Closing arguments delivered in case of Jeffery Vigiard
PITTSFIELD — In his closing argument Monday, attorney James Goodhines acknowledged a 20-year-old city woman was brutally raped on March 24, 2012, but said that his client, Jeffery Vigiard, 42, isn't the man responsible.
"Sometimes, bad things happen to good people," Goodhines said. "That bad thing did not happen at the hands of Jeffrey Vigiard."
Assistant Berkshire District Attorney Robert W. Kinzer III said the evidence collected during an "exhaustive" investigation, including DNA evidence collected from the victim's hair, points to Vigiard and Vigiard alone.
Goodhines said Vigiard does not match the description of the assailant, who was described as large and dirty, smelling of old alcohol and snack chips with a "big, hard belly," and who spoke with a Spanish accent.
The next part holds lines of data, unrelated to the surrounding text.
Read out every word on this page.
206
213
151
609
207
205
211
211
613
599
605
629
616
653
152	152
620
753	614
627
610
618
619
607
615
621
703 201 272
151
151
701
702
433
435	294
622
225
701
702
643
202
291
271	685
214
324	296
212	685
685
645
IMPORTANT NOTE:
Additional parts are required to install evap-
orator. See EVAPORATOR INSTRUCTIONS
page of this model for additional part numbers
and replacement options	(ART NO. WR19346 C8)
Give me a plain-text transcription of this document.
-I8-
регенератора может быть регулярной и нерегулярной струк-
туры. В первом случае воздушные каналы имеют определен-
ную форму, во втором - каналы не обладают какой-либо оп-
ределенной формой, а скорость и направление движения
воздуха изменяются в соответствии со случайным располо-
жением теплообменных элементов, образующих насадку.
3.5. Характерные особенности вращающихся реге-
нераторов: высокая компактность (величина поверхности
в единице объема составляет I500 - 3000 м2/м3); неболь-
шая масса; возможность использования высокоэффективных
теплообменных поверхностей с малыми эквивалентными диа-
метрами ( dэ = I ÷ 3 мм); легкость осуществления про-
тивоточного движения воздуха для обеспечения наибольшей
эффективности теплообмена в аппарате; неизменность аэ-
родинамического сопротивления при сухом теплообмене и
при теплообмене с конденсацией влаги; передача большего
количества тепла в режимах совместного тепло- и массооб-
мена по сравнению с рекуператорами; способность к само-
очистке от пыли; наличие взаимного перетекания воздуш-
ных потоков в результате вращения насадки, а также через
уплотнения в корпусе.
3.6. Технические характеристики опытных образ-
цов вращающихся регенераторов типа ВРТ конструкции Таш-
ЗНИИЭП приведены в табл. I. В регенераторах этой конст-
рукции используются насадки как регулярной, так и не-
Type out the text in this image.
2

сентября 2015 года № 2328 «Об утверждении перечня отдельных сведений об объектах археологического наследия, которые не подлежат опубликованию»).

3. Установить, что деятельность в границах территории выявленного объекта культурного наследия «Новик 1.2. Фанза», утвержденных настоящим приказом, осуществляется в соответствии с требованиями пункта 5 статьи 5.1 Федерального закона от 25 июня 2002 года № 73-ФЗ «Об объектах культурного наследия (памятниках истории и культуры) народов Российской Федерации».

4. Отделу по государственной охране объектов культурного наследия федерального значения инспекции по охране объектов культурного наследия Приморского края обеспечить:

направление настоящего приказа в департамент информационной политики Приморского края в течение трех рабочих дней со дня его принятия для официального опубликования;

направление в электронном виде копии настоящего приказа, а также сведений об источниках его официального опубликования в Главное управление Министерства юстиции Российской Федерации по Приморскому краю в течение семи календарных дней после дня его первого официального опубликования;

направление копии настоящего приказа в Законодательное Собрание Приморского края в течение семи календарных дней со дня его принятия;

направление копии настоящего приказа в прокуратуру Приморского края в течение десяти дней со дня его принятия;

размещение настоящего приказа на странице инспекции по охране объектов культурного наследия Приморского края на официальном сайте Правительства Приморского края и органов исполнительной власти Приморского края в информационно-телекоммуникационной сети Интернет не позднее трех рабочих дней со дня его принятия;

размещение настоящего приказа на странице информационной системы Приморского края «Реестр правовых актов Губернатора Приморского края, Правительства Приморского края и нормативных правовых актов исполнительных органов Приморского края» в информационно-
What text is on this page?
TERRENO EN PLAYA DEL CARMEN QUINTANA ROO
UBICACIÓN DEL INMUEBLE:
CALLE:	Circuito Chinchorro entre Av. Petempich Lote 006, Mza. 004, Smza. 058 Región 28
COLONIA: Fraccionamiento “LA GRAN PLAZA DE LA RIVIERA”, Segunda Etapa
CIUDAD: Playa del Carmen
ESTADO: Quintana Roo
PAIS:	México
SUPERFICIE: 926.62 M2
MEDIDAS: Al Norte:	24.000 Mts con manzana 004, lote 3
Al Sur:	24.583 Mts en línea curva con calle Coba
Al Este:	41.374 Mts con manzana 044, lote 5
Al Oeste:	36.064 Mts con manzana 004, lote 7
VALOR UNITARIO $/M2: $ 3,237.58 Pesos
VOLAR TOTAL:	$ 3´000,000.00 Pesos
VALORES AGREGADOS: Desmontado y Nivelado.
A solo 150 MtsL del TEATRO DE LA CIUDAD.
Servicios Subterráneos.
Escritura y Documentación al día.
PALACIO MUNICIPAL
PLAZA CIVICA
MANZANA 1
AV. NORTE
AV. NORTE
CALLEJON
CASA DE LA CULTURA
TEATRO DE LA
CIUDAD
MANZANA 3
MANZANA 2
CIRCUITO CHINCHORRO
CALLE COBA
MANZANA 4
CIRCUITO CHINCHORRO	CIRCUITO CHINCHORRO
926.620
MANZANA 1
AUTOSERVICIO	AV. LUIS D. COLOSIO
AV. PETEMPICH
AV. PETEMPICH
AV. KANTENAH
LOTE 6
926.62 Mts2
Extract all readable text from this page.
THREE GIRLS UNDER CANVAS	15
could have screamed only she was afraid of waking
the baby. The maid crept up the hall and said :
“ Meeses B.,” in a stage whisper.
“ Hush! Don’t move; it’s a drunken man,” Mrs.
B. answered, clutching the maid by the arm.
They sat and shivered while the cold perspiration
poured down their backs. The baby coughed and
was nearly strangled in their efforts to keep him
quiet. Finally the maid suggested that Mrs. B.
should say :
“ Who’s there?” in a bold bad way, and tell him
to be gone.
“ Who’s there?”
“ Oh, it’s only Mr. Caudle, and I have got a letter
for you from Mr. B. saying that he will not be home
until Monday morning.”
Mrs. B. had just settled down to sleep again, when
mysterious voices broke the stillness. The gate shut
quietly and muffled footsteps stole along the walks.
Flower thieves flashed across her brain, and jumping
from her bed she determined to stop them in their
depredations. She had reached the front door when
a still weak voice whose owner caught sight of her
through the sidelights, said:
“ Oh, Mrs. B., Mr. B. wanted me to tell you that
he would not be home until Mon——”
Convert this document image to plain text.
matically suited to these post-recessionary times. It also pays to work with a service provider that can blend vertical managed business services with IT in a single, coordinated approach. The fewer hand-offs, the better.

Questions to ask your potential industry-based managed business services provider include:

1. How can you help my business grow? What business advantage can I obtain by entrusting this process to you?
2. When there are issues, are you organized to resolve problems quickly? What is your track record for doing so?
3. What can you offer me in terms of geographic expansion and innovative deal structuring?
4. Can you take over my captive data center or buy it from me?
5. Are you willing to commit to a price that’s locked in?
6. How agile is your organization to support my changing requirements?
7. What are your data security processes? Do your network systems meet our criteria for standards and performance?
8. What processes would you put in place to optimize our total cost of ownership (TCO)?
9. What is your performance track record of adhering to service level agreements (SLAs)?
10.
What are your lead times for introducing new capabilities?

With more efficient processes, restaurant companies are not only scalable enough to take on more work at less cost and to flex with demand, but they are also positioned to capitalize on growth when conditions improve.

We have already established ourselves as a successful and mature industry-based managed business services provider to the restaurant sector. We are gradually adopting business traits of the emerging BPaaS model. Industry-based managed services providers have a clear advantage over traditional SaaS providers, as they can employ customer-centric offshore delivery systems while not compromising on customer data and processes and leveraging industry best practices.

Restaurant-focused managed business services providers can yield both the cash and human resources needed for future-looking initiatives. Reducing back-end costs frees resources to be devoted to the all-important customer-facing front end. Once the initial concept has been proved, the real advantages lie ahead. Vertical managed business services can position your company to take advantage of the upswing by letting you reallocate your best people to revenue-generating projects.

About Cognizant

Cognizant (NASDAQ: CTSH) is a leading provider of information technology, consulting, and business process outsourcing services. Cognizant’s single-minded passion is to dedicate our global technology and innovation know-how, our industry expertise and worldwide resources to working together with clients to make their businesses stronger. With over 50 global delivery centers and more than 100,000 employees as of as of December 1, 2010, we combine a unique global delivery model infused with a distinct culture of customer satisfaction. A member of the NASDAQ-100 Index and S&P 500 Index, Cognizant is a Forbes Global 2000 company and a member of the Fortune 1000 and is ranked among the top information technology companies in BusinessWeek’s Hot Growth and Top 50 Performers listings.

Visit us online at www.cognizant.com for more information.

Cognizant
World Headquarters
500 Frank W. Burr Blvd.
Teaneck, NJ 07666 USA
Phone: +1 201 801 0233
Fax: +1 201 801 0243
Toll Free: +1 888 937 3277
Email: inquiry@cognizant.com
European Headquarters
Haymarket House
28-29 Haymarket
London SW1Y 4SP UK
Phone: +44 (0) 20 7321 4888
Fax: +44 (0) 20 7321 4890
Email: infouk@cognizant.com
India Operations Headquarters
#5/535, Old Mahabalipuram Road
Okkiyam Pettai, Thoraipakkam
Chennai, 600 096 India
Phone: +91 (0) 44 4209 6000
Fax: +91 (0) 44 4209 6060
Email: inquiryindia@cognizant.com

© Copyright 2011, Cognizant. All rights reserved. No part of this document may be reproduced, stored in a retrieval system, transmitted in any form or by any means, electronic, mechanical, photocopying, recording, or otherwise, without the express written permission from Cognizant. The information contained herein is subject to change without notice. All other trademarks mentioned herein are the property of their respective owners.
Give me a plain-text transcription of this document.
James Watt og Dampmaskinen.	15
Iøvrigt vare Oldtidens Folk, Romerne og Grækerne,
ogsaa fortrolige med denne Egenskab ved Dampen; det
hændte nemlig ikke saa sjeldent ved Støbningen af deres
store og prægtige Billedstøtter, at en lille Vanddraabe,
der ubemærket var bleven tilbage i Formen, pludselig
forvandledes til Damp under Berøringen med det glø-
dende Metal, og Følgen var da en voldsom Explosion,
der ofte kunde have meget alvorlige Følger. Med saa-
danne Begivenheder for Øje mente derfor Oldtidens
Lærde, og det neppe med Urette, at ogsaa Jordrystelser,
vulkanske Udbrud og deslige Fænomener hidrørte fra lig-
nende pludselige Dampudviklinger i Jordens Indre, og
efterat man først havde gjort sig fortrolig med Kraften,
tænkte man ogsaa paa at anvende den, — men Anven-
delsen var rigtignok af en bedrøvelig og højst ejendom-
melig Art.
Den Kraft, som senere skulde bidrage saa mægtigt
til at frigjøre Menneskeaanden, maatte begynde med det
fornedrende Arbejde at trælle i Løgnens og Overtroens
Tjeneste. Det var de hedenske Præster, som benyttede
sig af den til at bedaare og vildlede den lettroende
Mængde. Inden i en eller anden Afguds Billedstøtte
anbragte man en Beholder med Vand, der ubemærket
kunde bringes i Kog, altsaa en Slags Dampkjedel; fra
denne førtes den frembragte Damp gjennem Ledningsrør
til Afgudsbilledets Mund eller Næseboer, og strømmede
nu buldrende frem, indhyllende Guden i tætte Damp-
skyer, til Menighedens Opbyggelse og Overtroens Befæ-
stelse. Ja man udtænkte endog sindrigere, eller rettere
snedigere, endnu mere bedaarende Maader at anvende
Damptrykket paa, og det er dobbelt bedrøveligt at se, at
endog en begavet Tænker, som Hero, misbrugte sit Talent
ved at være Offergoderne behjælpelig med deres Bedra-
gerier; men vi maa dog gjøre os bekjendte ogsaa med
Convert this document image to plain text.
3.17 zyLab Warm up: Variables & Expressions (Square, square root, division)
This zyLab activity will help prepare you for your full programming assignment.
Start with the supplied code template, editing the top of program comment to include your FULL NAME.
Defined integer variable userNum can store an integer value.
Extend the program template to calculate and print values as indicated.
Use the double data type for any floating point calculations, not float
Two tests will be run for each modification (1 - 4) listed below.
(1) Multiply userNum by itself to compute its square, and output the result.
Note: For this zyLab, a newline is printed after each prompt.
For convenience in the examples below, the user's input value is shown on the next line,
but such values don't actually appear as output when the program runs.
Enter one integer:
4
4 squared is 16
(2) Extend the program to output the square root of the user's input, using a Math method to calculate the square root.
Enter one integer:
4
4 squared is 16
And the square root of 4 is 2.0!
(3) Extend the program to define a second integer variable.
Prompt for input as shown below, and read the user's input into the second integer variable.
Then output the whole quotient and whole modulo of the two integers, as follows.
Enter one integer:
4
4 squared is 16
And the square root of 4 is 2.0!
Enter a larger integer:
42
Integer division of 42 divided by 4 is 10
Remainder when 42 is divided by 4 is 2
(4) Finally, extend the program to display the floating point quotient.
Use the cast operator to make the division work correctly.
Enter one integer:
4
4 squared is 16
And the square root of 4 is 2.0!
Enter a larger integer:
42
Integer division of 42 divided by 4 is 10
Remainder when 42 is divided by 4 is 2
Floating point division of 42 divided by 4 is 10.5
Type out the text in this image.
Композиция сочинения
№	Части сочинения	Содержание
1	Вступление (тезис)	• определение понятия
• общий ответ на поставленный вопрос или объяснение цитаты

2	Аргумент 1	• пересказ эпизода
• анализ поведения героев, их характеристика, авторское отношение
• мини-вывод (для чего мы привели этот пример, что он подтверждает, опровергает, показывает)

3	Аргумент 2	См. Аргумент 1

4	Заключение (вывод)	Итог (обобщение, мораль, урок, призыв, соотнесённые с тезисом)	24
Perhaps the strangest detail given to authorities by the victim is that her assailant was wearing socks on his hands when she was awoken by him in the early morning.
During the trial, Goodhines told jurors the damning DNA evidence which linked Vigiard to the crime was deposited on one of those socks earlier that morning by Vigiard himself and transferred to the victim's hair when the unidentified rapist grabbed it during the attack.
During his time on the stand, Vigiard said he had met a large, Hispanic male while walking back to a friend's house early that morning.
Vigiard, who described himself as a "hustler," during trial, said he was trying to find a way to procure crack cocaine and, in his desperation, agreed to perform a sex act in front of the stranger in exchange for some.
Vigiard said that after he finished, he cleaned himself with a sock he found in the stranger's car, which was filled with trash and other debris, and tossed the sock back into the car before being dropped off in Pittsfield and returning to a friend's house.
Goodhines suggested to the jury it was that man who donned the socks on his hands in an apparent attempt to prevent leaving fingerprints when he broke into the house where the victim and her child were sleeping.
Kinzer countered that claim by reminding the jury the victim had told investigators her assailant spoke with a fake accent, as if he were trying to disguise his voice.
"Only a person who is concerned about their voice being identified would do that," Kinzer said.
Vigiard knew the permanent resident of the apartment and knew that person was not going to be there that morning, according to court testimony, and had enough knowledge of the layout of the property to have disabled a motion-sensor light at the back of the house before making his way inside.
The victim of the rape was house-sitting for that person while they were out of state, according to court testimony.
Kinzer suggested Vigiard's story about meeting a person who matched the description given by the victim was pieced together by speaking with members of her family the next day who divulged certain aspects of her account, including her description of her attacker.
During a sometimes contentious cross-examination of Vigiard, Kinzer pressed him on inconsistences between a sworn affidavit he gave in April 2014 and his testimony on Friday and Monday, including details of his encounter with the Hispanic stranger.
Goodhines told jurors the investigation into the rape was incomplete and ignored other leads and evidence, including other potential DNA evidence from the victim's body.
Kinzer said other spots of potential DNA evidence only contained lone sperm cells and was of no evidentiary value.
Jurors received the case and began deliberations Monday afternoon.
Vigiard has pleaded not guilty to charges of aggravated rape, witness intimidation, burglary, assault and nighttime felony breaking and entering.
Testimony in the trail began in Berkshire Superior Court on Nov. 4 before Judge John Agostini.
If convicted, Vigiard faces up to life in prison.
Jurors continue their deliberations Tuesday.